それしか言えなかった。その日は帰っていいとの事で私達は荷物をまとめてそそくさと帰った。

次の日から、先生はもっとスパルタになった。キーボードだけではなく、指揮者の子にも怒るようになった。そして迎えた音楽コンテスト当日。会場にはたくさんの親御さんや、一般の方も来ていた。

母が見ていてくれるから頑張ろう、そう思った。

曲が始まり、緊張が走る。リズムをとって、早まらずに指を動かしていく。そしてフィナーレ。テストの時に間違えてしまったところに気をつけて弾く。……よし、今回はちゃんとできた。安堵して指を止めると、一人、また一人と拍手が伝染していった。拍手の嵐だった。やり切れた、完璧に弾けたと嬉しくなった。これならきっと先生だって褒めてくれるのではないかと、この時はまだ先生に希望を抱いていた。テストの日にあれだけの事を言われて怒りを覚えたとしても、まだ私には先生を嫌いになれるほどの心はなかった。
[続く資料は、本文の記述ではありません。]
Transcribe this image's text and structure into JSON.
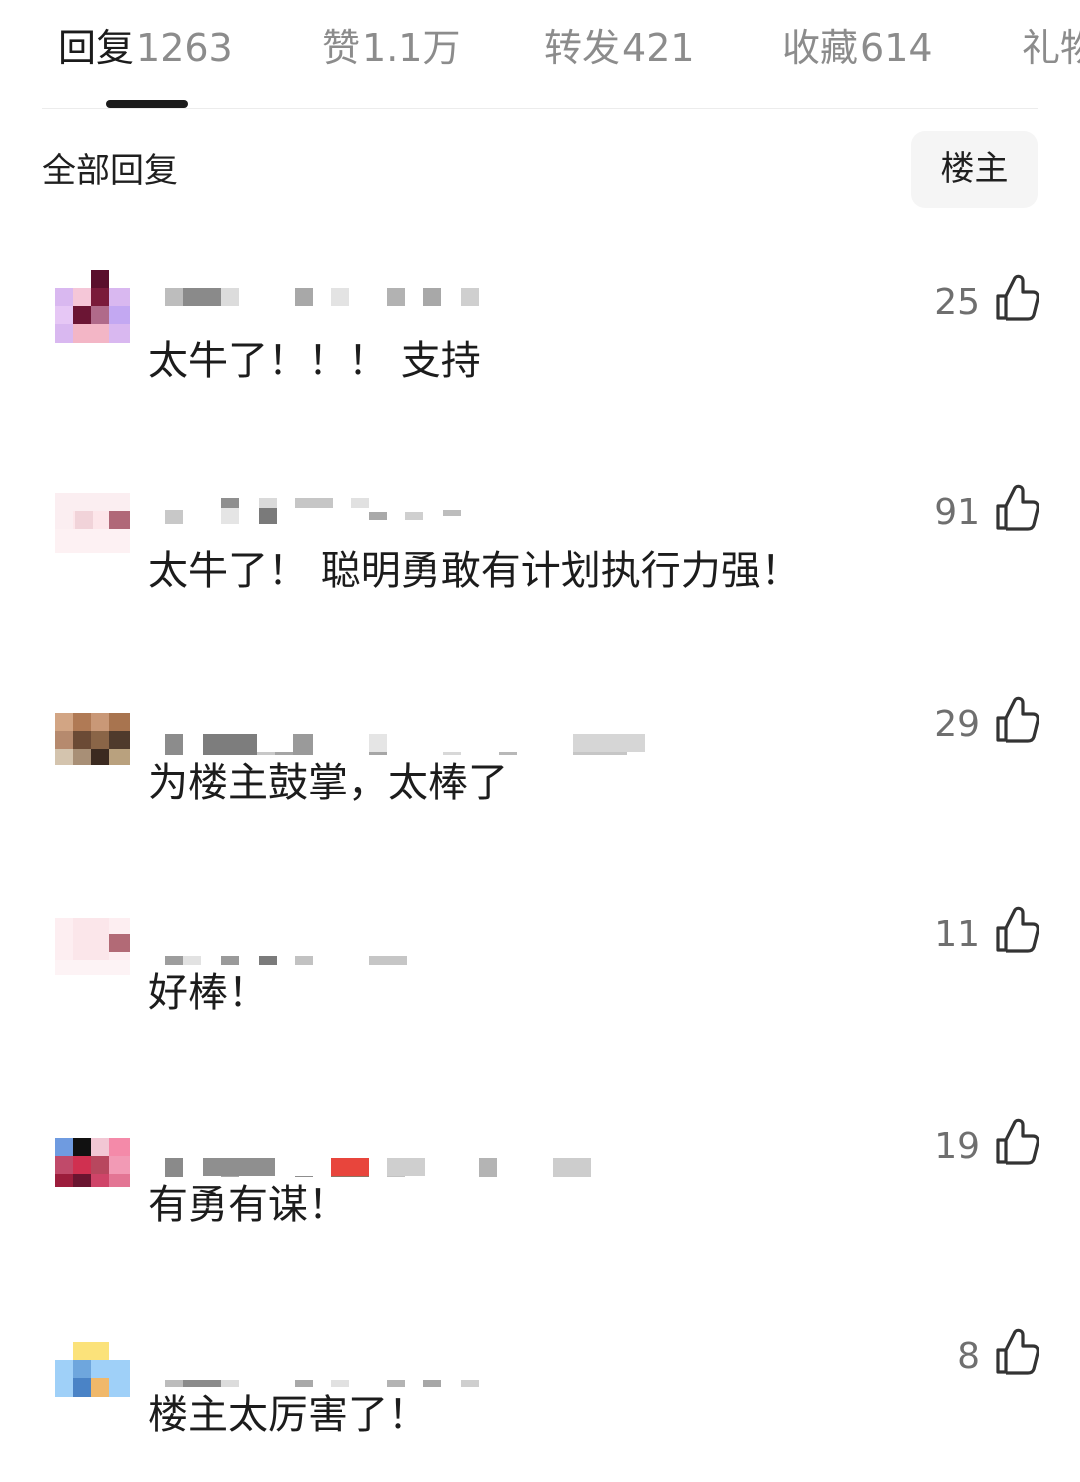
{
  "tabs": [
    {
      "name": "回复",
      "count": "1263"
    },
    {
      "name": "赞",
      "count": "1.1万"
    },
    {
      "name": "转发",
      "count": "421"
    },
    {
      "name": "收藏",
      "count": "614"
    },
    {
      "name": "礼物",
      "count": ""
    }
  ],
  "section": {
    "title": "全部回复",
    "filter_label": "楼主"
  },
  "comments": [
    {
      "text": "太牛了！！！ 支持",
      "likes": "25"
    },
    {
      "text": "太牛了！ 聪明勇敢有计划执行力强！",
      "likes": "91"
    },
    {
      "text": "为楼主鼓掌，太棒了",
      "likes": "29"
    },
    {
      "text": "好棒！",
      "likes": "11"
    },
    {
      "text": "有勇有谋！",
      "likes": "19"
    },
    {
      "text": "楼主太厉害了！",
      "likes": "8"
    }
  ],
  "colors": {
    "active_tab": "#1b1b1b",
    "inactive_tab": "#8c8c8c",
    "like_count": "#6f6f6f"
  },
  "icons": {
    "like": "thumbs-up-icon"
  }
}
先生が一人一人の親御さんと話をする。私の方を見た。きっと頑張ったねと言ってくれる。私はワクワクして先生を見つめた。

でも先生は私を見るなりすぐに目を逸らし、私とは逆の方にいる親子の所へ向かった。もう二度と、先生には期待しないと誓った。

コンテストが終わり、次に待ち受けていたのは卒園式だった。

卒園式はお遊戯会と一緒で、セリフを覚えて読むだけだから簡単だった。当日は仲の良かった子達と写真を撮ったり、外の遊具で少し遊んだりもした。とても楽しかった。ただ一つ嫌なことがあったのだとすれば、先生が私に


「ひよちゃんが居なくなると寂しくなっちゃうね」


と言ってきたことだった。きっと毎日幸せに幼稚園で生活をしていた人はこの言葉の意味が分からないだろう。それどころか、先生は私のことがそんなに好きなんだ、とまで思うだろう。でも、こいつは違う。こいつが言いたいのは


「ひよちゃんが居なくなると、ストレスのはけ口がなくなっちゃう」


こういうことだろう。私はもう二度とここには来ないと誓った。そして先生に


「小学校が楽しみ」


とだけ言って母と一緒に園を出た。思えば色んなことがあった。女の子のほとんどには嫌われていたが、私を好きと言ってくれる子は少なからずいた。男の子が私のお昼ご飯のシュークリームを取ったり、私の顔を鋭い爪で引っ掻いたりしてきたこともあったけれど、それも今となっては思い出の一部に過ぎない。退屈しない幼稚園生活だったと思った。もう、あんなところには二度と行きたいとは思わないけれど。